Differences Between Extortion and Robbery
One distinction between extortion and robbery is that extortion requires that the offender make a verbal or written threat, while robbery does not. Since extortion rarely involves immediate harm, however, the crimes typically can be distinguished because a robber uses immediate threats and force to steal the victim’s property, while in extortion, the victim willingly hands over his money or personal property to avoid future damage or violence.
Understanding the Degrees of Extortion By Ilan Tzorya
All fifty states have varying laws regarding extortion, with most states classifying it as a felony. Some states charge the crime as a theft offense, while others call it “attempted extortion,” “extortion in the first degree,” or “extortion in the second degree.”
In the few states that split extortion into degrees, extortion in the first degree usually involves threats of bodily harm or physical confinement, while extortion in the second degree applies to threatening to accuse a person of a crime or to expose a secret.
Penalties for Extortion
Penalties for extortion vary widely in different states and depend on the severity of the threats involved, but sentences generally range between 2 to 4 years. However, many states allow for sentences of 5, 10, or even 20 years. If any instrument of interstate commerce (such as the mail, a phone, or a computer) is used in the commission of a crime, it also becomes a federal crime with a fine or sentence of up to 20 years.
The specific elements required to prove extortion differ between states, but the general requirements are that the offender maliciously (not mistakenly) make a verbal, written or printed threat with the intent to extort something from the victim or to compel the victim to do something against his or her will.
Generally, it is irrelevant whether or not the offender actually succeeds in the attempted extortion.

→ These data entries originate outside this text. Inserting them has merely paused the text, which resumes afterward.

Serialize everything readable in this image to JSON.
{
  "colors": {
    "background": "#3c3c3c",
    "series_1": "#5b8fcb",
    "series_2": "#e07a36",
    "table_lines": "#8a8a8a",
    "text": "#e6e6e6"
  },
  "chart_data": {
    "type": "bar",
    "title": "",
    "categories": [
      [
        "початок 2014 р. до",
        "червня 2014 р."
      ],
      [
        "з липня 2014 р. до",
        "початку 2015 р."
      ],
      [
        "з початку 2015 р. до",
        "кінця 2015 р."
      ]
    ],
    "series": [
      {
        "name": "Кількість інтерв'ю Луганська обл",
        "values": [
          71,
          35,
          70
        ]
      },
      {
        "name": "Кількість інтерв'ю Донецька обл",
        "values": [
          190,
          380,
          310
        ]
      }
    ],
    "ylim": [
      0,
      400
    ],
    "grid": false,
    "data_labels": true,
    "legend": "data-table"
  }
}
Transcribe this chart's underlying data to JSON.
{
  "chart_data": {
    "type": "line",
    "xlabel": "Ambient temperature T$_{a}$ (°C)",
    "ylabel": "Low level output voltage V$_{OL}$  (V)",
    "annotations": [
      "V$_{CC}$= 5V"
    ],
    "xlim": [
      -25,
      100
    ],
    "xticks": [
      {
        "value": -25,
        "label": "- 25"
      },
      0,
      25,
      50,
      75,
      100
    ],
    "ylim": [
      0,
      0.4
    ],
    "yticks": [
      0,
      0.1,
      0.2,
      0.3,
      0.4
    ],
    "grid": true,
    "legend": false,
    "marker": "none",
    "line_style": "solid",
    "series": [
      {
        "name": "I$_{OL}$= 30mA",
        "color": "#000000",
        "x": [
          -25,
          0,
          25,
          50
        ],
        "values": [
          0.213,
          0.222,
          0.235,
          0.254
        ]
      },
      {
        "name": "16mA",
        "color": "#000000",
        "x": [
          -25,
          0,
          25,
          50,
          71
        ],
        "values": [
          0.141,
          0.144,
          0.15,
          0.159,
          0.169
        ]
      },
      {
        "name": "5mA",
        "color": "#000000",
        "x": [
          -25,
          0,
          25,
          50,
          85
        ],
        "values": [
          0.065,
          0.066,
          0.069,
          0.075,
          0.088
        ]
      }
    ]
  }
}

Once the threat is made, the offender has committed extortion. In some jurisdictions, and under the federal extortion definition, the victim does not even have to hear or receive the threat for the offender to be charged with extortion.
Extortion does not usually require that the offender threaten to commit a criminal act as long as the threat attempts to obtain money, property, or to force the victim to act against their will. For example, a threat to bring criminal charges or file a police report unless money is paid is still extortion, even though the offender may have every right to submit a police report. By coupling the legal act with the illegal act of demanding payment to not act, the offender has committed extortion. Note, however, that a threat to file a civil lawsuit typically is not considered extortion even if that lawsuit is frivolous.
The threat also does not have to be directed at the victim. It is still extortion if the threat is directed towards the victim’s family or if it threatens to release information about some third party the victim seeks to protect.